Mais les business models évoluent, et ce n’est pas toujours de tout repos. Le film sur Kurt Cobain – « Montage of Heck » – était détenu par HBO et destiné à une brève diffusion télévisuelle, puis en DVD/VOD. Le délai au Danemark est toujours de quatre mois pour la seconde fenêtre, et si vous n’êtes pas en mesure de le garantir, vous devrez vous contenter de projections ponctuelles, et vous ne pourrez pas lancer de diffusion « régulière ». Ce sont les règles. Donc de but en blanc, nous avons organisé des événements ponctuels, également dans des salles de cinéma amies, à l’extérieur de Copenhague, et nous avons fait environ 5000 entrées en l’espace d’un peu moins de deux semaines. « Janis », que nous avons diffusé en octobre, a aussi été une projection fulgurante. Nous avons acheté les droits seulement 14 jours avant la diffusion.

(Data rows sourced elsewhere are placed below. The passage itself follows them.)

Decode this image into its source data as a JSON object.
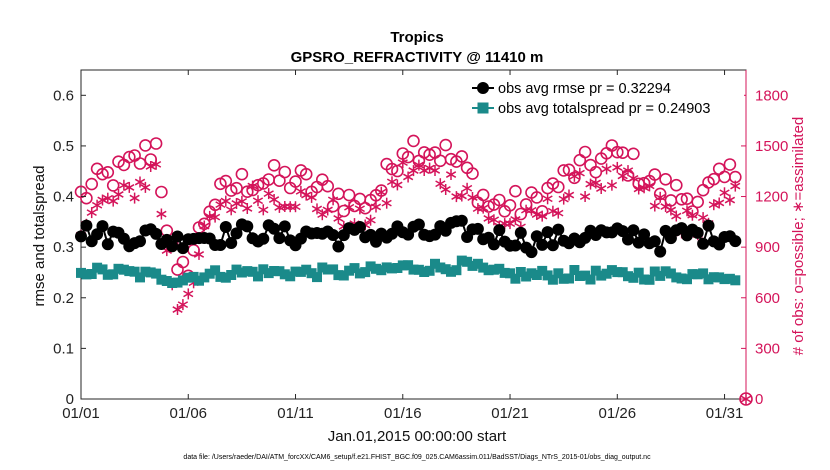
{
  "chart_data": {
    "type": "line",
    "title": "Tropics",
    "subtitle": "GPSRO_REFRACTIVITY @ 11410 m",
    "xlabel": "Jan.01,2015 00:00:00 start",
    "ylabel": "rmse and totalspread",
    "ylabel_right": "# of obs: o=possible; ∗=assimilated",
    "footnote": "data file: /Users/raeder/DAI/ATM_forcXX/CAM6_setup/f.e21.FHIST_BGC.f09_025.CAM6assim.011/BadSST/Diags_NTrS_2015-01/obs_diag_output.nc",
    "x_range": [
      1,
      32
    ],
    "x_ticks": [
      1,
      6,
      11,
      16,
      21,
      26,
      31
    ],
    "x_tick_labels": [
      "01/01",
      "01/06",
      "01/11",
      "01/16",
      "01/21",
      "01/26",
      "01/31"
    ],
    "ylim": [
      0,
      0.65
    ],
    "y_ticks": [
      0,
      0.1,
      0.2,
      0.3,
      0.4,
      0.5,
      0.6
    ],
    "y_tick_labels": [
      "0",
      "0.1",
      "0.2",
      "0.3",
      "0.4",
      "0.5",
      "0.6"
    ],
    "ylim_right": [
      0,
      1950
    ],
    "y_ticks_right": [
      0,
      300,
      600,
      900,
      1200,
      1500,
      1800
    ],
    "y_tick_labels_right": [
      "0",
      "300",
      "600",
      "900",
      "1200",
      "1500",
      "1800"
    ],
    "legend_position": "top-right",
    "series": [
      {
        "name": "obs avg rmse pr = 0.32294",
        "axis": "left",
        "marker": "circle",
        "color": "#000000",
        "anchors_x": [
          1,
          2,
          3,
          4,
          5,
          5.5,
          6,
          7,
          8,
          9,
          10,
          11,
          12,
          13,
          14,
          15,
          16,
          17,
          18,
          19,
          20,
          21,
          22,
          23,
          24,
          25,
          26,
          27,
          28,
          29,
          30,
          31,
          32
        ],
        "anchors_y": [
          0.33,
          0.325,
          0.32,
          0.325,
          0.315,
          0.31,
          0.325,
          0.32,
          0.325,
          0.33,
          0.325,
          0.32,
          0.33,
          0.32,
          0.325,
          0.325,
          0.33,
          0.325,
          0.33,
          0.335,
          0.32,
          0.32,
          0.31,
          0.315,
          0.32,
          0.325,
          0.32,
          0.325,
          0.31,
          0.325,
          0.325,
          0.325,
          0.33
        ]
      },
      {
        "name": "obs avg totalspread pr = 0.24903",
        "axis": "left",
        "marker": "square",
        "color": "#1a8a8a",
        "anchors_x": [
          1,
          2,
          3,
          4,
          5,
          5.5,
          6,
          7,
          8,
          9,
          10,
          11,
          12,
          13,
          14,
          15,
          16,
          17,
          18,
          19,
          20,
          21,
          22,
          23,
          24,
          25,
          26,
          27,
          28,
          29,
          30,
          31,
          32
        ],
        "anchors_y": [
          0.255,
          0.25,
          0.25,
          0.245,
          0.24,
          0.235,
          0.24,
          0.245,
          0.25,
          0.25,
          0.25,
          0.25,
          0.25,
          0.25,
          0.25,
          0.255,
          0.26,
          0.26,
          0.26,
          0.265,
          0.25,
          0.245,
          0.245,
          0.245,
          0.245,
          0.245,
          0.245,
          0.245,
          0.245,
          0.245,
          0.245,
          0.245,
          0.24
        ]
      },
      {
        "name": "possible",
        "axis": "right",
        "marker": "open-circle",
        "color": "#d4145a",
        "anchors_x": [
          1,
          2,
          3,
          4,
          4.5,
          5,
          5.5,
          6,
          7,
          8,
          9,
          10,
          11,
          12,
          13,
          14,
          15,
          16,
          17,
          18,
          19,
          20,
          21,
          22,
          23,
          24,
          25,
          26,
          27,
          28,
          29,
          30,
          31,
          32
        ],
        "anchors_y": [
          1200,
          1300,
          1350,
          1450,
          1500,
          1050,
          700,
          800,
          1150,
          1250,
          1300,
          1300,
          1300,
          1250,
          1200,
          1150,
          1250,
          1500,
          1500,
          1450,
          1350,
          1150,
          1150,
          1150,
          1250,
          1350,
          1400,
          1450,
          1350,
          1250,
          1200,
          1200,
          1300,
          1400
        ]
      },
      {
        "name": "assimilated",
        "axis": "right",
        "marker": "asterisk",
        "color": "#d4145a",
        "anchors_x": [
          1,
          2,
          3,
          4,
          4.5,
          5,
          5.5,
          6,
          7,
          8,
          9,
          10,
          11,
          12,
          13,
          14,
          15,
          16,
          17,
          18,
          19,
          20,
          21,
          22,
          23,
          24,
          25,
          26,
          27,
          28,
          29,
          30,
          31,
          32
        ],
        "anchors_y": [
          1050,
          1150,
          1200,
          1300,
          1400,
          850,
          550,
          650,
          1050,
          1150,
          1200,
          1200,
          1200,
          1150,
          1100,
          1050,
          1150,
          1350,
          1350,
          1300,
          1250,
          1050,
          1050,
          1050,
          1150,
          1250,
          1300,
          1300,
          1250,
          1150,
          1050,
          1050,
          1150,
          1250
        ]
      }
    ]
  }
}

C’est un exercice sympa, que nous avons testé à deux reprises auparavant. Avec un bon mélange de spontanéité et d’adrénaline, on peut réaliser bien des choses, et si le géo-blocage venait à disparaître, alors il faudra être capable de travailler et de prendre des décisions rapidement, ce qui deviendra certainement essentiel pour garantir la solidité de nos cinémas. En ce qui concerne la spontanéité : si vous vous amusez, le public le ressent. En fait, il s’agit d’un phénomène propre au cinéma, qui ne cesse de m’ébahir : le public sait et ressent. Il est doté d’un sixième sens. Si c’est l’enthousiasme qui vous fait vivre, le public le ressent. Et si vous faites des choix cyniques et calculés, il le sent aussi, et vous punit en conséquence, au box office.

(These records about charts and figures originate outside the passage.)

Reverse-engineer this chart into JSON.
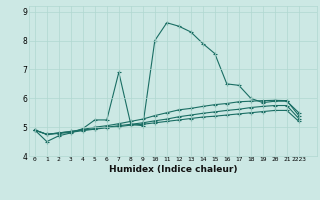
{
  "xlabel": "Humidex (Indice chaleur)",
  "ylabel": "",
  "background_color": "#cce8e4",
  "line_color": "#1a6e64",
  "grid_color": "#b0d8d0",
  "xlim": [
    -0.5,
    23.5
  ],
  "ylim": [
    4,
    9.2
  ],
  "yticks": [
    4,
    5,
    6,
    7,
    8,
    9
  ],
  "xtick_labels": [
    "0",
    "1",
    "2",
    "3",
    "4",
    "5",
    "6",
    "7",
    "8",
    "9",
    "10",
    "11",
    "12",
    "13",
    "14",
    "15",
    "16",
    "17",
    "18",
    "19",
    "20",
    "21",
    "2223"
  ],
  "xticks": [
    0,
    1,
    2,
    3,
    4,
    5,
    6,
    7,
    8,
    9,
    10,
    11,
    12,
    13,
    14,
    15,
    16,
    17,
    18,
    19,
    20,
    21,
    22
  ],
  "lines": [
    {
      "x": [
        0,
        1,
        2,
        3,
        4,
        5,
        6,
        7,
        8,
        9,
        10,
        11,
        12,
        13,
        14,
        15,
        16,
        17,
        18,
        19,
        20,
        21,
        22
      ],
      "y": [
        4.9,
        4.5,
        4.7,
        4.8,
        4.95,
        5.25,
        5.25,
        6.9,
        5.1,
        5.05,
        8.0,
        8.62,
        8.5,
        8.3,
        7.9,
        7.55,
        6.5,
        6.45,
        6.0,
        5.85,
        5.9,
        5.9,
        5.5
      ]
    },
    {
      "x": [
        0,
        1,
        2,
        3,
        4,
        5,
        6,
        7,
        8,
        9,
        10,
        11,
        12,
        13,
        14,
        15,
        16,
        17,
        18,
        19,
        20,
        21,
        22
      ],
      "y": [
        4.9,
        4.75,
        4.8,
        4.85,
        4.92,
        5.0,
        5.05,
        5.12,
        5.2,
        5.28,
        5.4,
        5.5,
        5.6,
        5.65,
        5.72,
        5.78,
        5.82,
        5.88,
        5.9,
        5.92,
        5.93,
        5.92,
        5.4
      ]
    },
    {
      "x": [
        0,
        1,
        2,
        3,
        4,
        5,
        6,
        7,
        8,
        9,
        10,
        11,
        12,
        13,
        14,
        15,
        16,
        17,
        18,
        19,
        20,
        21,
        22
      ],
      "y": [
        4.9,
        4.75,
        4.8,
        4.85,
        4.9,
        4.95,
        5.0,
        5.05,
        5.1,
        5.15,
        5.22,
        5.28,
        5.36,
        5.42,
        5.48,
        5.53,
        5.58,
        5.62,
        5.68,
        5.72,
        5.75,
        5.75,
        5.3
      ]
    },
    {
      "x": [
        0,
        1,
        2,
        3,
        4,
        5,
        6,
        7,
        8,
        9,
        10,
        11,
        12,
        13,
        14,
        15,
        16,
        17,
        18,
        19,
        20,
        21,
        22
      ],
      "y": [
        4.9,
        4.75,
        4.78,
        4.82,
        4.88,
        4.93,
        4.98,
        5.02,
        5.07,
        5.1,
        5.15,
        5.2,
        5.25,
        5.3,
        5.35,
        5.38,
        5.42,
        5.46,
        5.5,
        5.54,
        5.58,
        5.58,
        5.2
      ]
    }
  ]
}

Bien-sûr, notre cinéma virtuel est ouvert 24h/24, 7 jours sur 7. Nous sommes présents sur Facebook, Twitter, Instagram, Tumblr et nous avons également un blog dédié au cinéma. Mais les médias sociaux, c’est surtout la cerise sur le gâteau lorsqu’on parle de projections régulières. Notre principale audience vit encore dans un monde qui appartient au passé. Elle lit les journaux et prend notre programme papier, qui reste à disposition à la maison. Elle apprécie aussi le fait que nous nous efforçons de servir le meilleur café de la ville.